C’est peu de dire que Bashu est une surprise. Sa relative invisibilité dans le panthéon du cinéma iranien, son synopsis de fable gonflante, ou son squattage récurrent des séances pour enfants, laissaient redouter un film world-cinema comme il y en eut tant dans les années 90 : un petit machin poético-naturaliste bien sage, avec option folklore et message en pack.

Bashu n’est pas cela. Ne serait-ce que parce que son jeune héros, loin d’être le personnage didactique qu’un pensum sur la tolérance demanderait (c’est-à-dire un gamin comme un autre justement, un égal, seulement victime du racisme et des barrières de la langue), est filmé par Beyzai comme un enfant sauvage : un garçon rétif aux intuitions animales, mutique et imprévisible, pris d’humeurs et de fièvres étranges, peu au fait des règles sociales. Entre les mains d’un tâcheron, cela relèverait du réflexe raciste ; en l’état, le film en tire surtout la peinture d’un pur produit de la guerre, qui en surgit ex nihilo (nous ne saurons rien de son passé), et qui semble presque moins exister pour lui-même que comme une projection, une incarnation de l’altérité totale qu’il représente pour ces paysans iraniens.

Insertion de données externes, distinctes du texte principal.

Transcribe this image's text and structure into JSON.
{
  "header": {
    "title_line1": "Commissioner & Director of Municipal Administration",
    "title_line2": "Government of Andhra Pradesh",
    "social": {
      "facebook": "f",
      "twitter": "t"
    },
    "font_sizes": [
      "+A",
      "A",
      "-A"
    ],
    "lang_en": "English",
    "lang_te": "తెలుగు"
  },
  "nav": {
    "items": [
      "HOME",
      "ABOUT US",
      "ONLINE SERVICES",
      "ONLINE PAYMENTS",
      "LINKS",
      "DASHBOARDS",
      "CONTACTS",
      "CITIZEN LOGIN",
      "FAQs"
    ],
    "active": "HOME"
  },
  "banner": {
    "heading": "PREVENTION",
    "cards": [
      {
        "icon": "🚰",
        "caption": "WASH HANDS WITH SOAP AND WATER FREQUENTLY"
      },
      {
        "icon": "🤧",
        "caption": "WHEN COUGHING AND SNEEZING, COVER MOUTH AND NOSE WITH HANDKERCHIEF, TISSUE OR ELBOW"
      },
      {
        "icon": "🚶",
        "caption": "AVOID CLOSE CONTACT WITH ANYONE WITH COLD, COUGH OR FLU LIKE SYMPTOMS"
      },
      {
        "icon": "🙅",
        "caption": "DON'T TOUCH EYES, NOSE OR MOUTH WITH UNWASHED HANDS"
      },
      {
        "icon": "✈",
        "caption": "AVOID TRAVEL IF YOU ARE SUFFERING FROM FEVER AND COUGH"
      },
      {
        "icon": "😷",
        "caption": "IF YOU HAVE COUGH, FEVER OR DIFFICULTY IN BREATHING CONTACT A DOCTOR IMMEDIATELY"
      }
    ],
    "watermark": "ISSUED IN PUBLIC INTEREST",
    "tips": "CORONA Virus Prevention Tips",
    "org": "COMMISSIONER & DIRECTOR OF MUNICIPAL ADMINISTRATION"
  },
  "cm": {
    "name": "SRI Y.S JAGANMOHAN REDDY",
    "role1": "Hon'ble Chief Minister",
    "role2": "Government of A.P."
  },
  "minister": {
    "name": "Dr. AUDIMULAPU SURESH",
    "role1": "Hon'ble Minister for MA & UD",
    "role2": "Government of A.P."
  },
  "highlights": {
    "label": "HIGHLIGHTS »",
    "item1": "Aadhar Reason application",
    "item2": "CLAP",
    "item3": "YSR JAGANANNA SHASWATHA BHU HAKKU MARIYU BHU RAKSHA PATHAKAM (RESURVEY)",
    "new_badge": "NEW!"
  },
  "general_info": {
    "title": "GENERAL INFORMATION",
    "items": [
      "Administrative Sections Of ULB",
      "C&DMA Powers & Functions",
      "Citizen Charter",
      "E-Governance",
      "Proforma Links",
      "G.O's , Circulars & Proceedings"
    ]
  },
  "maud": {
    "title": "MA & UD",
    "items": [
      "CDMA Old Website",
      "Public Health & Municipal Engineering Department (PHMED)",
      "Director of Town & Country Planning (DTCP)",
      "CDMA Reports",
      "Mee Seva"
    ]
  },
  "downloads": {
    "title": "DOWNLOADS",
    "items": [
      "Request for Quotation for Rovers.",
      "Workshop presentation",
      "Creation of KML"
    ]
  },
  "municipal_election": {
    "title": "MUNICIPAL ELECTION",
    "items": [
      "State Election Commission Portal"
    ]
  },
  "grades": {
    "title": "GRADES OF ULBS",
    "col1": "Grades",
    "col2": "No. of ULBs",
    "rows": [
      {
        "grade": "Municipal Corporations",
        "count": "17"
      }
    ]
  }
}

Même lorsqu’on découvre au milieu du film qu’il sait lire (Bashu et les enfants du village se découvrent soudain cette langue commune, par delà leurs dialectes respectifs), l’étrangeté est que justement rien ne se passe, que rien ne change : Bashu continuera à formuler des réponses muettes et à communiquer en musique, et les autres à ne pas vraiment le comprendre – le film achevant d’en faire un enfant certes présent mais habitant son propre monde parallèle, celui du trauma, dont les rêveries et visions ne font que cohabiter avec la réalité des autres.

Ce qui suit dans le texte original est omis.